One fundamental problem Smith perceives is that, unlike many other professions, investment management is structured around product push. “We are paid by the fees embedded within the products we sell,” he said.

“We advertise the one thing we know to be unsustainable – quarter over quarter outperformance of a benchmark. After fees, this is less than a zero-sum game.”

Benchmarking, he said, “is one of the great tragedies of the modern world, because the average investor is not remotely interested in relative performance.” All they want, he said, is to make money, without having to pay a hefty fee for the privilege.

Jack Bogle, head of the US index fund giant Vanguard, recently predicted the demise of active investment management in the next 25 to 30 years.  Whether he is proved right or not, Smith believes the rise of passive investments is a good thing.

“It may not seem so, but it forces us [in active management] to think about what we are doing,” Smith said. “It also takes fees out of product and makes us charge for a service. I am not an apologist for passive investment, but I think its rise is due in part to our inability to explain the value we bring to our clients and to society.”

He reasoned that by making markets more efficient, through the (expensive) process of price discovery, active managers are creating the environment where index funds are appealing.

However, Smith suggested the cost of indexed investments is much higher than generally perceived because they increase market volatility and risk. “But our addiction to benchmarks has stimulated their increase,” he said.

In Smith’s view, there isn’t a simple solution to the problems faced by the industry: “The whole structure of the industry is inappropriate.”

Asset managers, he says, are just responding to the way the industry is set up: “You ask any CEO of a fund management company the challenges they face and it’s all short-term pressure. We need to change the rules of the game.”

Nobel laureate economist Myron Scholes agrees the investment management industry should focus more on the long term and on dynamic asset allocation.  To achieve this, Smith said investment managers will need different skills.

“Our profession is tasked to direct capital to its best uses.

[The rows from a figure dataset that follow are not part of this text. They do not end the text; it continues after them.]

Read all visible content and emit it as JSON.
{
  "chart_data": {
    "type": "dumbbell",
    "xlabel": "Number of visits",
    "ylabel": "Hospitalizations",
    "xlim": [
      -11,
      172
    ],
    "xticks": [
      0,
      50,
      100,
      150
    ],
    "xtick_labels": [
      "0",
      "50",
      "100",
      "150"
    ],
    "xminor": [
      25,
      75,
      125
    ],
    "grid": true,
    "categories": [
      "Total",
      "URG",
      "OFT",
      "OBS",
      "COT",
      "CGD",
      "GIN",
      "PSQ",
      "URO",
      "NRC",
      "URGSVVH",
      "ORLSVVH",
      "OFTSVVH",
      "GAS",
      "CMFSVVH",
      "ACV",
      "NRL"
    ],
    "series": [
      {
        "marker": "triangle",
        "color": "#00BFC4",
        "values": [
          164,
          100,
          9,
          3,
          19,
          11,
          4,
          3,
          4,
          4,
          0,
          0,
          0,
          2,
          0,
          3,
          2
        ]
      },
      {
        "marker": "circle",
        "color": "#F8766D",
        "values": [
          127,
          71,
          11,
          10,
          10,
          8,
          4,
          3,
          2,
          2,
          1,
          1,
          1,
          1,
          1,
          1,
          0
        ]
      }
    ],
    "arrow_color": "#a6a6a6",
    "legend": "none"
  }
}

However, short-term investing pushes us to ignore the longer-term impact of our investments on the world we live in. If we have a short-term investment horizon, we don’t make use of our power to change how companies conduct their businesses and treat the environment, for example.”

By ignoring the responsibility to invest responsibly and hold others to the same principles, Smith said, “we are abandoning our potential to catalyse a better world for future generations.”

Since increasing amounts of retail money is passively invested, Smith asked: “What are the large passive asset managers doing about engaging in corporate governance? Since, by their very nature, they are in the market forever, they need to actively engage in corporate governance.”

And for asset owners, Smith suggested that even the large sovereign and endowment funds “are not set up with the human capital to engage with corporate management on governance issues. It’s one of the skills that need to be developed.”

Realistically, changes will need to be made to accounting rules, tax regimes, and to investor education to help stimulate this structural change. Smith urged, “We must begin now to lobby for those changes if we are to thrive.”